Under the new classification, an REH is a Medicare-enrolled provider that must furnish emergency department services and observation care. REHs may also provide other outpatient services, but may not provide inpatient services, except for certain skilled nursing facility services. Currently, for outpatient services, an REH’s annual per patient average length of stay cannot exceed 24 hours. Additionally, REHs benefit from two basic payment policies: a monthly facility payment of $272,866 per month in 2023 and payment at 105% of the Outpatient Prospective Payment System (OPPS) rate for services that qualify as REH services.

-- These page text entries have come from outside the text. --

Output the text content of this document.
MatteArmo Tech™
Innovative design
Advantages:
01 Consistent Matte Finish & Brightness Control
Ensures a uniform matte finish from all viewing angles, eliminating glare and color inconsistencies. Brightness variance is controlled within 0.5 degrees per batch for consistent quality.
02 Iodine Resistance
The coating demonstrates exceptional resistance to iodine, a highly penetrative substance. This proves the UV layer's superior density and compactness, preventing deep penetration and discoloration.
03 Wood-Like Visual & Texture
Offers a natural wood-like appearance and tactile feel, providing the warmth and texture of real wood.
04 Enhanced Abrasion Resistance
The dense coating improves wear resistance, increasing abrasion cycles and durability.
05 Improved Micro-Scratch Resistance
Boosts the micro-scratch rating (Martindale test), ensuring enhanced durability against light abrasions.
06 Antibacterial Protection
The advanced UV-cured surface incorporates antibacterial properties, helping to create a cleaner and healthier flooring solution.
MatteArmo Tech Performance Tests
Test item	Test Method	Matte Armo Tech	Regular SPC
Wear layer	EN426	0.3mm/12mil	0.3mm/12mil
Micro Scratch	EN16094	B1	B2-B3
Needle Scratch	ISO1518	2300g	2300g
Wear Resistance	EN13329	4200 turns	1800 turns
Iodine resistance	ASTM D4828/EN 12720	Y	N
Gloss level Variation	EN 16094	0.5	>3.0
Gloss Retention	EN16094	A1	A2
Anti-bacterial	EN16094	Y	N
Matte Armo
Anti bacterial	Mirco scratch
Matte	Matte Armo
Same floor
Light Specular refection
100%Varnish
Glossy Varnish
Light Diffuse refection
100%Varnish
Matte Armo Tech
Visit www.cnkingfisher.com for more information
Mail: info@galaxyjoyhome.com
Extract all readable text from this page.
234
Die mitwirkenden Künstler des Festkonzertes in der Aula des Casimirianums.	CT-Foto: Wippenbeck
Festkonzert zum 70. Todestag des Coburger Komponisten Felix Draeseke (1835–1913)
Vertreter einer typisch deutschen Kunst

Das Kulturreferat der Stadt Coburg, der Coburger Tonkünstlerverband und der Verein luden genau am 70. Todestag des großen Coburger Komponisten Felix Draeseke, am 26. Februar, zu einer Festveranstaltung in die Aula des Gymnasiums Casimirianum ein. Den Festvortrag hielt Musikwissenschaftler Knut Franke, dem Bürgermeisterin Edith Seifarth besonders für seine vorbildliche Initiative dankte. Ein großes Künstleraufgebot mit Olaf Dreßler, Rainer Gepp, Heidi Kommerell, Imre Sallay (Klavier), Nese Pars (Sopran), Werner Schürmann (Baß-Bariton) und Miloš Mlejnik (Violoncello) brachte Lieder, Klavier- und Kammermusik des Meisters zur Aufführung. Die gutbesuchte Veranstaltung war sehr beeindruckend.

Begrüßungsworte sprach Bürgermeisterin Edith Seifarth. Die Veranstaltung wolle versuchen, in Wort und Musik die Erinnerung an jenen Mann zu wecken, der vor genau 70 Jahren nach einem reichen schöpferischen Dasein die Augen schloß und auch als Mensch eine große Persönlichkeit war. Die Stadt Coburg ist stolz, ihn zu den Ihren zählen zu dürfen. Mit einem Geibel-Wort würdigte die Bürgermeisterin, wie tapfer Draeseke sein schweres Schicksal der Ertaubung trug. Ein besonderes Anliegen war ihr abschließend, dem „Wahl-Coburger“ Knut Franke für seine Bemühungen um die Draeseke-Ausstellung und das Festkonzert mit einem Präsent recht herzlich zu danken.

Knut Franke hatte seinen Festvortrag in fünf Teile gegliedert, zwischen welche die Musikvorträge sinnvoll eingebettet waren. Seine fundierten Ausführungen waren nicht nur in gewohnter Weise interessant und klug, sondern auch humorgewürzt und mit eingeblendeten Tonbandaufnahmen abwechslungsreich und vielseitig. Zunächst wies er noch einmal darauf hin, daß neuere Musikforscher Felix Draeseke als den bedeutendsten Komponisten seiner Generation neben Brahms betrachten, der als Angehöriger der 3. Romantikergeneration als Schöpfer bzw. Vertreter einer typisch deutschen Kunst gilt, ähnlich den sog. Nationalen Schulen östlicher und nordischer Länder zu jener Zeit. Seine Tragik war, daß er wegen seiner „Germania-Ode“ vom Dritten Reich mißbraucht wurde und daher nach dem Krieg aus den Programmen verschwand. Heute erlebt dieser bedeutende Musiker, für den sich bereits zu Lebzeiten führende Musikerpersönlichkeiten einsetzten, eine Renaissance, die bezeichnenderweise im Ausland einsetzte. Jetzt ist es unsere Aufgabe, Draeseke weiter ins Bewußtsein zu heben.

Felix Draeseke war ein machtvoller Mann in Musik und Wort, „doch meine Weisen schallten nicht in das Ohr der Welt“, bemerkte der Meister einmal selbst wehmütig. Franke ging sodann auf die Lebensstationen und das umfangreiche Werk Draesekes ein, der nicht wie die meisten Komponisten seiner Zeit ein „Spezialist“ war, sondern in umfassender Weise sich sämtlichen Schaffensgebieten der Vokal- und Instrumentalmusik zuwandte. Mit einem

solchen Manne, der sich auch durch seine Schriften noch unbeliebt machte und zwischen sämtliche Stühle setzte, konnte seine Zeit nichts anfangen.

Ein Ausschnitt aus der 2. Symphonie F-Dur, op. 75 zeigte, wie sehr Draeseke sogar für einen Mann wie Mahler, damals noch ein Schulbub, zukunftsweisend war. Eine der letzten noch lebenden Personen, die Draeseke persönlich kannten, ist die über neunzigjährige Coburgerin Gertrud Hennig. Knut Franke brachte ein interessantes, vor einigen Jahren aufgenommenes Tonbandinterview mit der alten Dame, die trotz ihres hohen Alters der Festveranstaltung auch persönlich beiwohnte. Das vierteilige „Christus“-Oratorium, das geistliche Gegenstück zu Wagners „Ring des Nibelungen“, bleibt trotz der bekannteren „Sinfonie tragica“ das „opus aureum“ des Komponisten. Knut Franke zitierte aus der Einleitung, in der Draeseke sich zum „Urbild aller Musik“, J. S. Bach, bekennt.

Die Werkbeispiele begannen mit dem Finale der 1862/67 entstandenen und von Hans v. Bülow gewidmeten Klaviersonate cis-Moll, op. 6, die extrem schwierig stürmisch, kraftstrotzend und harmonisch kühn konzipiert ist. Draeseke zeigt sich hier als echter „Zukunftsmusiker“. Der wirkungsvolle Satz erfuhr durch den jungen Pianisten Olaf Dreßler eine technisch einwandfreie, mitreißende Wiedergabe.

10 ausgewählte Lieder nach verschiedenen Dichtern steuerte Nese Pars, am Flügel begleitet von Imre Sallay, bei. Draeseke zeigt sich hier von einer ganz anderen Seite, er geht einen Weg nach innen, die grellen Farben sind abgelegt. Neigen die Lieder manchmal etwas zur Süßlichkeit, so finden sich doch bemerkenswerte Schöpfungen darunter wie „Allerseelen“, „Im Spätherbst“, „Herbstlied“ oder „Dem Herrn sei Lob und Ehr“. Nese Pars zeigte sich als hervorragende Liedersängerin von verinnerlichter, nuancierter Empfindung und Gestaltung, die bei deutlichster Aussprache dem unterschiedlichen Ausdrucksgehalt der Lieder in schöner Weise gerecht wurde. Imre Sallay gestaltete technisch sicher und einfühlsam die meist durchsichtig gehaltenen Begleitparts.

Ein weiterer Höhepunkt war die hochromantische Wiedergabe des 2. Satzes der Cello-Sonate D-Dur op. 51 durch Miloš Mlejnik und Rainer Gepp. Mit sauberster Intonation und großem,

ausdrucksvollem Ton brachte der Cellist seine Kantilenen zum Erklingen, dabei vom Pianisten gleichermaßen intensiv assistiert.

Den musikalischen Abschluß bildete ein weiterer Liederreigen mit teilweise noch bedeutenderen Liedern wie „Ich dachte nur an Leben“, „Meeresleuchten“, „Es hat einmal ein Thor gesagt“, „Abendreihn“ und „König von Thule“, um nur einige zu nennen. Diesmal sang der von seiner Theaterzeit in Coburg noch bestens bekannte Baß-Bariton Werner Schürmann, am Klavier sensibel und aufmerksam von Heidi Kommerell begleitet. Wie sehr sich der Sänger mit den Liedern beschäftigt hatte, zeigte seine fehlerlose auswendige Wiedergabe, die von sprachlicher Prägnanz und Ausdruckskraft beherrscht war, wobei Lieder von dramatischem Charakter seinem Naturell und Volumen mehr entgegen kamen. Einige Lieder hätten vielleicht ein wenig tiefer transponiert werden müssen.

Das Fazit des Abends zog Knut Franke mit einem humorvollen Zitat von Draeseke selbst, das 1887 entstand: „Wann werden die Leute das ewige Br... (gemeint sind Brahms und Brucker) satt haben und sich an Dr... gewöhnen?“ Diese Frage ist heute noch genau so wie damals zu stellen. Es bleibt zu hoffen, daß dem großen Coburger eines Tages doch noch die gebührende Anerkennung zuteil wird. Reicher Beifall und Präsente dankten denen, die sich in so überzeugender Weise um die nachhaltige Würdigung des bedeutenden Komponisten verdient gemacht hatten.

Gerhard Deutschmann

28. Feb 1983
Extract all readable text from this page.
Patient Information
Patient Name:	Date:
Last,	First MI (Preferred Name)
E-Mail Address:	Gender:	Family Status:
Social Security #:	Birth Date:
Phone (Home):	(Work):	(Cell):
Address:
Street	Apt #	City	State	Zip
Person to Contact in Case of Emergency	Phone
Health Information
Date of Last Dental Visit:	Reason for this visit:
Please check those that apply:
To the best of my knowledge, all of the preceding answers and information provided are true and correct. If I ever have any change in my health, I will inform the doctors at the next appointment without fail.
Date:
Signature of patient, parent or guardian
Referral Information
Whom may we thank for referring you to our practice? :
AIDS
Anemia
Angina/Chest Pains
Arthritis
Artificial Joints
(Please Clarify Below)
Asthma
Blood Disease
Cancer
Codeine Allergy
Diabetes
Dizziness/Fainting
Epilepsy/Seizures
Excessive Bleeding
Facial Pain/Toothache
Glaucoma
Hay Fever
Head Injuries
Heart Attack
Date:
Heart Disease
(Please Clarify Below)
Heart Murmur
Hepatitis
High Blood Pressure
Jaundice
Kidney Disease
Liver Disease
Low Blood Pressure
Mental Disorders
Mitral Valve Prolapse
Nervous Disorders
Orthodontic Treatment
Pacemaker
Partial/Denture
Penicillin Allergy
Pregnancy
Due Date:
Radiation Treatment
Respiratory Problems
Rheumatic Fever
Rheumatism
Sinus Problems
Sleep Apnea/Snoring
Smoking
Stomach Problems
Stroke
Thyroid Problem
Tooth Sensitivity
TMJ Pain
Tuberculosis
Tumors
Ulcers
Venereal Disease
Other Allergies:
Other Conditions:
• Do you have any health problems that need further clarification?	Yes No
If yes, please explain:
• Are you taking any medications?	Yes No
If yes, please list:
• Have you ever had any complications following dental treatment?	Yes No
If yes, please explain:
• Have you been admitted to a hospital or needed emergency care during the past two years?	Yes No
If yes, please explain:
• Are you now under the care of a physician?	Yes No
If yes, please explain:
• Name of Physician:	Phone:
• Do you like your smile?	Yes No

To enroll as an REH, eligible providers must submit a Form CMS-855A change of information application, rather than an initial enrollment application. This process avoids the gap in payment that typically accompanies initial enrollment and helps ease the burden that would otherwise fall on prospective REHs. The provider must also submit an action plan for initiating REH services, including a transition plan that lists the services the provider will retain, modify, add, and discontinue. The action plan must also include a description of the services the REH elects to provide, in addition to the required emergency department services and observation care, and a description of how it will use the facility payment. An eligible provider may only become an REH by converting from a critical access hospital (CAH) or rural hospital. Only providers that were a CAH or rural hospital with 50 beds or less on the enactment date of the CAA (December 27, 2020) are eligible to convert to an REH.